|Monday, November 19, 2012 10:56 AM|
The Museum of Postal History and I lost a good friend during the last week. Having served his country proudly in the US Navy, it was only fitting that he be buried on Monday – the National Holiday for Veterans. There wasn’t a dry eye when the military honors and the playing of Taps concluded. We’ll miss you, Jimmy Wilcox. You were right, cooks do rule the world and everyone who ever enjoyed hors d’oeuvres or a meal at this museum had you to thank for it.
Following the funeral, I was asked about the delivery of mail during World War II. The person wanted to know if there was five day or six day delivery during the war. I am still researching the answer so I must beg off and talk about something related. In an article that was written in the Army and Navy Journal of December 7 1942, then Postmaster General Frank C. Walker stated very clearly the importance of the mail in the war effort. “It is almost impossible to over-stress the importance of this mail. It is so essential to morale that army and navy officers of the highest rank list mail almost on a level with munitions and food.”
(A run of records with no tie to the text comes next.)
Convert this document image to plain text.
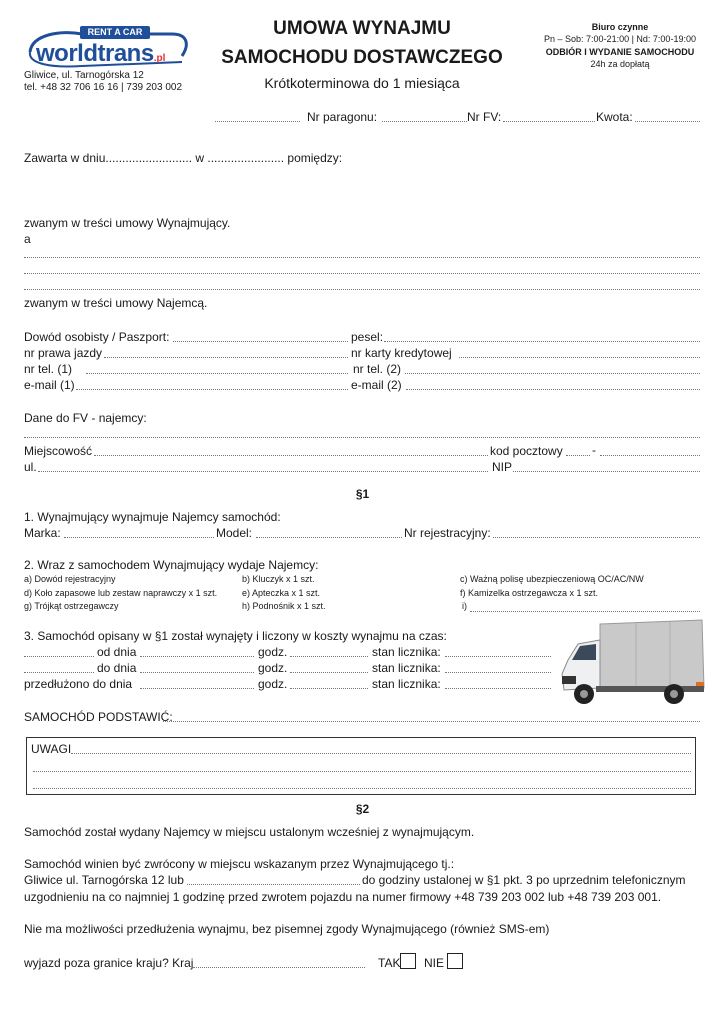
RENT A CAR
worldtrans.pl
Gliwice, ul. Tarnogórska 12
tel. +48 32 706 16 16 | 739 203 002
UMOWA WYNAJMU
SAMOCHODU DOSTAWCZEGO
Krótkoterminowa do 1 miesiąca
Biuro czynne
Pn – Sob: 7:00-21:00 | Nd: 7:00-19:00
ODBIÓR I WYDANIE SAMOCHODU
24h za dopłatą
Nr paragonu:	Nr FV:	Kwota:
Zawarta w dniu.......................... w ....................... pomiędzy:
zwanym w treści umowy Wynajmujący.
a
zwanym w treści umowy Najemcą.
Dowód osobisty / Paszport:	pesel:
nr prawa jazdy	nr karty kredytowej
nr tel. (1)	nr tel. (2)
e-mail (1)	e-mail (2)
Dane do FV - najemcy:
Miejscowość	kod pocztowy -
ul.	NIP
§1
1. Wynajmujący wynajmuje Najemcy samochód:
Marka:	Model:	Nr rejestracyjny:
2. Wraz z samochodem Wynajmujący wydaje Najemcy:
a) Dowód rejestracyjny	b) Kluczyk x 1 szt.	c) Ważną polisę ubezpieczeniową OC/AC/NW
d) Koło zapasowe lub zestaw naprawczy x 1 szt.	e) Apteczka x 1 szt.	f) Kamizelka ostrzegawcza x 1 szt.
g) Trójkąt ostrzegawczy	h) Podnośnik x 1 szt.	i)
3. Samochód opisany w §1 został wynajęty i liczony w koszty wynajmu na czas:
od dnia	godz.	stan licznika:
do dnia	godz.	stan licznika:
przedłużono do dnia	godz.	stan licznika:
SAMOCHÓD PODSTAWIĆ:
UWAGI
§2
Samochód został wydany Najemcy w miejscu ustalonym wcześniej z wynajmującym.
Samochód winien być zwrócony w miejscu wskazanym przez Wynajmującego tj.:
Gliwice ul. Tarnogórska 12 lub	do godziny ustalonej w §1 pkt. 3 po uprzednim telefonicznym
uzgodnieniu na co najmniej 1 godzinę przed zwrotem pojazdu na numer firmowy +48 739 203 002 lub +48 739 203 001.
Nie ma możliwości przedłużenia wynajmu, bez pisemnej zgody Wynajmującego (również SMS-em)
wyjazd poza granice kraju? Kraj	TAK NIE
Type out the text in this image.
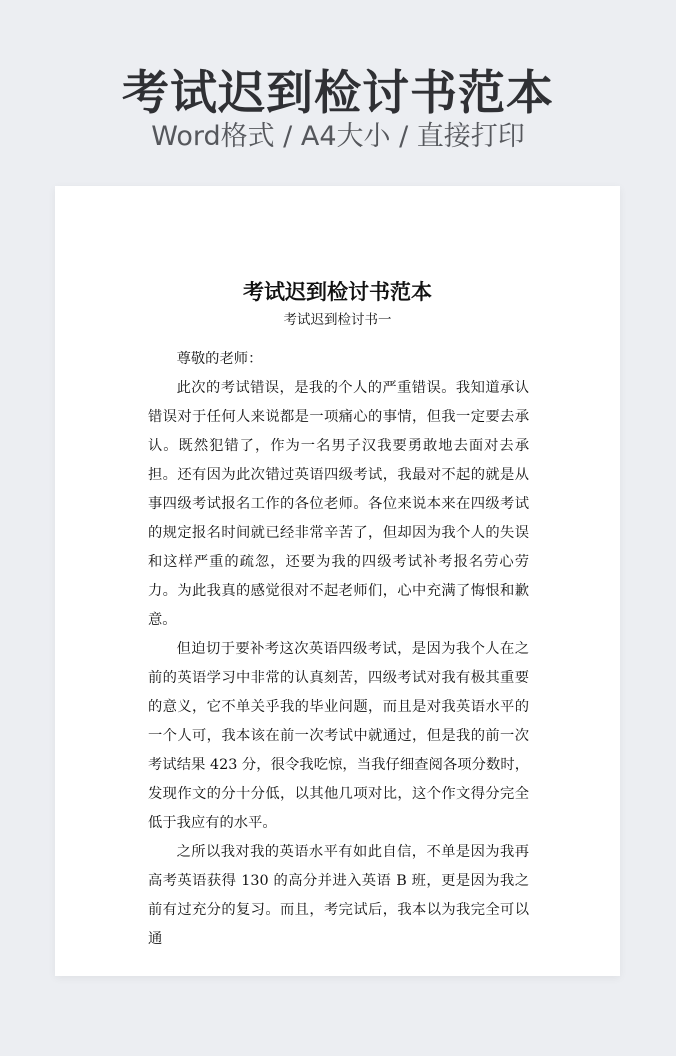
考试迟到检讨书范本
Word格式 / A4大小 / 直接打印
考试迟到检讨书范本
考试迟到检讨书一

尊敬的老师：

此次的考试错误，是我的个人的严重错误。我知道承认错误对于任何人来说都是一项痛心的事情，但我一定要去承认。既然犯错了，作为一名男子汉我要勇敢地去面对去承担。还有因为此次错过英语四级考试，我最对不起的就是从事四级考试报名工作的各位老师。各位来说本来在四级考试的规定报名时间就已经非常辛苦了，但却因为我个人的失误和这样严重的疏忽，还要为我的四级考试补考报名劳心劳力。为此我真的感觉很对不起老师们，心中充满了悔恨和歉意。

但迫切于要补考这次英语四级考试，是因为我个人在之前的英语学习中非常的认真刻苦，四级考试对我有极其重要的意义，它不单关乎我的毕业问题，而且是对我英语水平的一个人可，我本该在前一次考试中就通过，但是我的前一次考试结果 423 分，很令我吃惊，当我仔细查阅各项分数时，发现作文的分十分低，以其他几项对比，这个作文得分完全低于我应有的水平。

之所以我对我的英语水平有如此自信，不单是因为我再高考英语获得 130 的高分并进入英语 B 班，更是因为我之前有过充分的复习。而且，考完试后，我本以为我完全可以通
I remember waiting for letters from my father during my time in the military. Dad was the creative writer in the family so I never knew what to expect. He was an amateur cartoonist and sometimes the outside of the envelope was more interesting than its contents; although I did enjoy Russell Baker’s column from the NY Times. But I digress.
The real story today is about a group of unsung heroes from World War II. An article about these heroes was first published in the January/February 2012 issue of The American Postal Worker Magazine. The article was about the 6888th Central Postal Battalion of the Women’s Army Corps. Women had served as civilian aids during every war fought by Americans prior to World War II. Because of the shortage of manpower, Congress made an unprecedented move by allowing the Army, Navy and Coast Guards to recruit and enlist women in military roles other than as nurses (3 cent issued Sept 11, 1952). One more interesting fact about this group of WACs is that they were a battalion of officers and enlisted personnel who were African-American. Segregation was permitted in the military and many even questioned the right of these women to serve their country but through the efforts of Eleanor Roosevelt (5 cent issued October 11, 1963) and Mary McCleod Bethune (22 cent issued March 5, 1985) these women were asked to serve.
After the rapid deployment across Europe following the invasion of Normandy, the delivery system was overloaded with undeliverable mail. Some of the mail was over a year old and just sat in airplane hangars in Great Britain. It was estimated that over 7 million letters had not reached their destination and this, according to the military leaders, was having a significant effect on morale. After two grueling and treacherous weeks at sea, the 855 members of the 6888th Battalion arrived overseas to tackle this monumental task.
“Some people didn’t understand about addressing letters, so they would just write a letter to their son or husband addressed ‘To Junior, U.S. Army,’ or ‘To Sam, Army,’” noted Mary Crawford Ragland. “It was our job to figure out who those soldiers were and get them their mail.” They were given six months to complete the task even as troops continued to move at a rapid pace and the task became more challenging. By working around the clock with three shifts, seven days a week, the job was completed in just three months. They were able to clear 65,000 pieces of mail during each work session.
Following completion of this assignment, the battalion was deployed to Paris to ensure that the mail continued to find its home with the front lines of our troops. As one of these soldiers noted, “When we came back, though, there were no parades, there were no speeches, [and] there was no recognition. They gave us our papers discharging us and sent us on our way.”
Sixty-four years after the completion of World War II in a ceremony at Arlington Cemetery, the 6888th Postal Battalion was recognized for their service just as the Tuskegee Airmen and the Buffalo Soldiers had been recognized previously. These soldiers should stand proudly for serving a grateful nation.